Nesse sentido, saber e poder se implicam mutuamente, já que não há relações de poder sem que se estabeleça o correspondente campo de saberes que o apoiem e justifiquem, de maneira que não há saber que não pressuponha relações de poder:
Naquilo que Foucault denomina “sociedade disciplinar moderna” se incluem as ciências humanas como discursos que são aceitos como verdadeiros mediante a razão científica, que se encarrega de identificar “o verdadeiro” para um determinado grupo, autointitulado como de “intelectuais” ou “cientistas”.
Assim, saber e poder se conectam e se produzem mediante ações de governo: o poder é mais uma questão de governo que de confronto entre dois adversários ou de relação entre um e outro. A “racionalidade política do governo” gera autodisciplina, como uma arte do governo baseada nas tecnologias do eu. O poder apenas existe na ação e se atualiza no corpo, nas ações e na conduta.
Para Foucault, o poder e o saber se unem no discurso: o discurso transmite e reforça o poder, mas também pode opor-se a ele, já que, segundo as circunstâncias, um mesmo discurso pode desempenhar múltiplas relações com o poder. São como dois blocos táticos que operam no campo das relações de forças, com diferentes estratégias, mantendo uma relação discursiva e nunca estável e, por isso, “tudo é perigoso”.
Não existem práticas ou discursos intrinsecamente libertadores: ou são ou não são libertadores segundo o contexto. As tecnologias do eu e o poder-saber operam no micro nível das práticas concretas. O poder surge a partir de práticas específicas em campos locais de ação. É relacional e não existe se não dá se não existem focos de oposição. Como observa Foucault, esse poder invade todos os aspectos da vida e as relações: tanto os comportamentos e normas éticas como a determinação e formas sociais ou modos de vida em todos os seus níveis.
O exercício do poder, por seu turno, exige o estabelecimento de regras que disciplinem a vida e, ao mesmo tempo, garantam a preponderância da verdade do discurso ditado pelos que detêm o poder.
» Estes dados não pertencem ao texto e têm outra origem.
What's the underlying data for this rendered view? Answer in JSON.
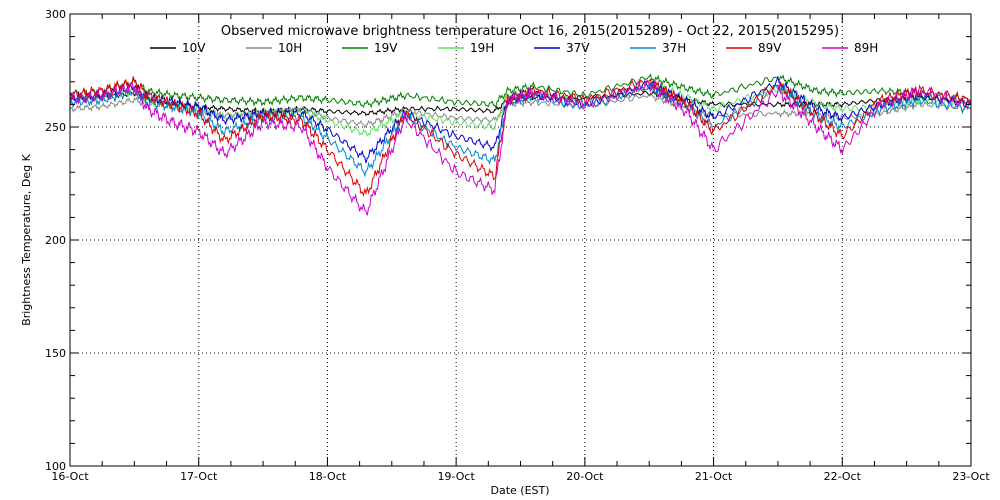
{
  "chart_data": {
    "type": "line",
    "title": "Observed microwave brightness temperature Oct 16, 2015(2015289) - Oct 22, 2015(2015295)",
    "xlabel": "Date (EST)",
    "ylabel": "Brightness Temperature, Deg K",
    "x_ticks": [
      "16-Oct",
      "17-Oct",
      "18-Oct",
      "19-Oct",
      "20-Oct",
      "21-Oct",
      "22-Oct",
      "23-Oct"
    ],
    "y_ticks": [
      100,
      150,
      200,
      250,
      300
    ],
    "xlim": [
      0,
      7
    ],
    "ylim": [
      100,
      300
    ],
    "grid": true,
    "legend_position": "top",
    "x_unit_note": "x values are days after 16-Oct",
    "series": [
      {
        "name": "10V",
        "color": "#000000",
        "x": [
          0,
          0.25,
          0.5,
          0.6,
          0.8,
          1,
          1.2,
          1.5,
          1.8,
          2,
          2.3,
          2.6,
          3,
          3.3,
          3.4,
          3.6,
          4,
          4.5,
          4.8,
          5,
          5.5,
          5.8,
          6,
          6.3,
          6.6,
          7
        ],
        "y": [
          262,
          263,
          265,
          262,
          260,
          259,
          258,
          257,
          258,
          257,
          256,
          258,
          258,
          257,
          262,
          263,
          263,
          265,
          262,
          260,
          260,
          260,
          260,
          262,
          263,
          261
        ]
      },
      {
        "name": "10H",
        "color": "#888888",
        "x": [
          0,
          0.25,
          0.5,
          0.6,
          0.8,
          1,
          1.2,
          1.5,
          1.8,
          2,
          2.3,
          2.6,
          3,
          3.3,
          3.4,
          3.6,
          4,
          4.5,
          4.8,
          5,
          5.5,
          5.8,
          6,
          6.3,
          6.6,
          7
        ],
        "y": [
          258,
          259,
          262,
          260,
          259,
          257,
          255,
          256,
          258,
          254,
          251,
          257,
          254,
          253,
          260,
          261,
          259,
          264,
          258,
          255,
          256,
          256,
          254,
          256,
          260,
          258
        ]
      },
      {
        "name": "19V",
        "color": "#008000",
        "x": [
          0,
          0.25,
          0.5,
          0.6,
          0.8,
          1,
          1.2,
          1.5,
          1.8,
          2,
          2.3,
          2.6,
          3,
          3.3,
          3.4,
          3.6,
          4,
          4.5,
          4.8,
          5,
          5.5,
          5.8,
          6,
          6.3,
          6.6,
          7
        ],
        "y": [
          265,
          266,
          270,
          266,
          264,
          263,
          262,
          261,
          263,
          262,
          260,
          264,
          261,
          260,
          266,
          268,
          264,
          272,
          267,
          264,
          272,
          266,
          265,
          266,
          265,
          262
        ]
      },
      {
        "name": "19H",
        "color": "#66dd66",
        "x": [
          0,
          0.25,
          0.5,
          0.6,
          0.8,
          1,
          1.2,
          1.5,
          1.8,
          2,
          2.3,
          2.6,
          3,
          3.3,
          3.4,
          3.6,
          4,
          4.5,
          4.8,
          5,
          5.5,
          5.8,
          6,
          6.3,
          6.6,
          7
        ],
        "y": [
          262,
          263,
          266,
          262,
          260,
          258,
          254,
          256,
          257,
          253,
          247,
          256,
          252,
          250,
          264,
          266,
          261,
          269,
          263,
          258,
          267,
          260,
          258,
          259,
          262,
          260
        ]
      },
      {
        "name": "37V",
        "color": "#0000cc",
        "x": [
          0,
          0.25,
          0.5,
          0.6,
          0.8,
          1,
          1.2,
          1.5,
          1.8,
          2,
          2.3,
          2.6,
          3,
          3.3,
          3.4,
          3.6,
          4,
          4.5,
          4.8,
          5,
          5.5,
          5.8,
          6,
          6.3,
          6.6,
          7
        ],
        "y": [
          263,
          264,
          268,
          263,
          261,
          259,
          253,
          256,
          256,
          249,
          236,
          256,
          246,
          241,
          262,
          265,
          260,
          269,
          261,
          254,
          270,
          258,
          254,
          260,
          264,
          260
        ]
      },
      {
        "name": "37H",
        "color": "#0088cc",
        "x": [
          0,
          0.25,
          0.5,
          0.6,
          0.8,
          1,
          1.2,
          1.5,
          1.8,
          2,
          2.3,
          2.6,
          3,
          3.3,
          3.4,
          3.6,
          4,
          4.5,
          4.8,
          5,
          5.5,
          5.8,
          6,
          6.3,
          6.6,
          7
        ],
        "y": [
          261,
          262,
          266,
          261,
          259,
          256,
          248,
          254,
          254,
          245,
          230,
          255,
          241,
          235,
          261,
          264,
          259,
          268,
          259,
          250,
          268,
          255,
          250,
          258,
          262,
          258
        ]
      },
      {
        "name": "89V",
        "color": "#dd0000",
        "x": [
          0,
          0.25,
          0.5,
          0.6,
          0.8,
          1,
          1.2,
          1.5,
          1.8,
          2,
          2.3,
          2.6,
          3,
          3.3,
          3.4,
          3.6,
          4,
          4.5,
          4.8,
          5,
          5.5,
          5.8,
          6,
          6.3,
          6.6,
          7
        ],
        "y": [
          264,
          266,
          270,
          264,
          260,
          256,
          244,
          255,
          253,
          240,
          220,
          256,
          238,
          228,
          262,
          266,
          262,
          270,
          260,
          248,
          269,
          255,
          246,
          262,
          266,
          262
        ]
      },
      {
        "name": "89H",
        "color": "#cc00cc",
        "x": [
          0,
          0.25,
          0.5,
          0.6,
          0.8,
          1,
          1.2,
          1.5,
          1.8,
          2,
          2.3,
          2.6,
          3,
          3.3,
          3.4,
          3.6,
          4,
          4.5,
          4.8,
          5,
          5.5,
          5.8,
          6,
          6.3,
          6.6,
          7
        ],
        "y": [
          262,
          264,
          268,
          258,
          252,
          248,
          238,
          252,
          250,
          232,
          212,
          254,
          230,
          222,
          262,
          265,
          260,
          269,
          256,
          240,
          266,
          250,
          240,
          260,
          266,
          260
        ]
      }
    ]
  }
}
Para Foucault, o que importa é reconhecer onde reside a verdade na vontade coletiva, reconhecendo que essa verdade é um mito que existe apenas no poder e em seu exercício, sendo necessário evidenciar que o que produz a verdade é uma concessão política:
a) a verdade se embasa na forma do discurso científico e nas instituições que produzem esse discurso;
b) a verdade é constantemente estimulada de acordo com fatores econômicos e políticos, ou seja, tanto para a produção econômica como para legitimação do poder político;
c) a verdade é imensamente difundida e consumida através do sistema educacional, dos meios informativos, para o corpo social;
d) a produção e a transmissão da verdade são controladas, fundamentalmente, por aparelhos políticos ou econômicos institucionalizados em universidades, forças armadas, imprensa, mídia;
e) a verdade é constantemente debatida e gera confrontos sociais, através de lutas ideológicas.
Em relação a esses conflitos, Foucault observa que os intelectuais combatem pela verdade ou em torno de uma verdade que não a institucionalizada pelo poder dominante, contra regras que distinguem o verdadeiro e o falso e justificam o exercício de um poder político que estatui uma verdade econômico-política negativa:
A "verdade" está circularmente ligada a sistemas de poder, que a produzem e apoiam, e a efeitos de poder que ela induz e que a reproduzem. "Regime" da verdade.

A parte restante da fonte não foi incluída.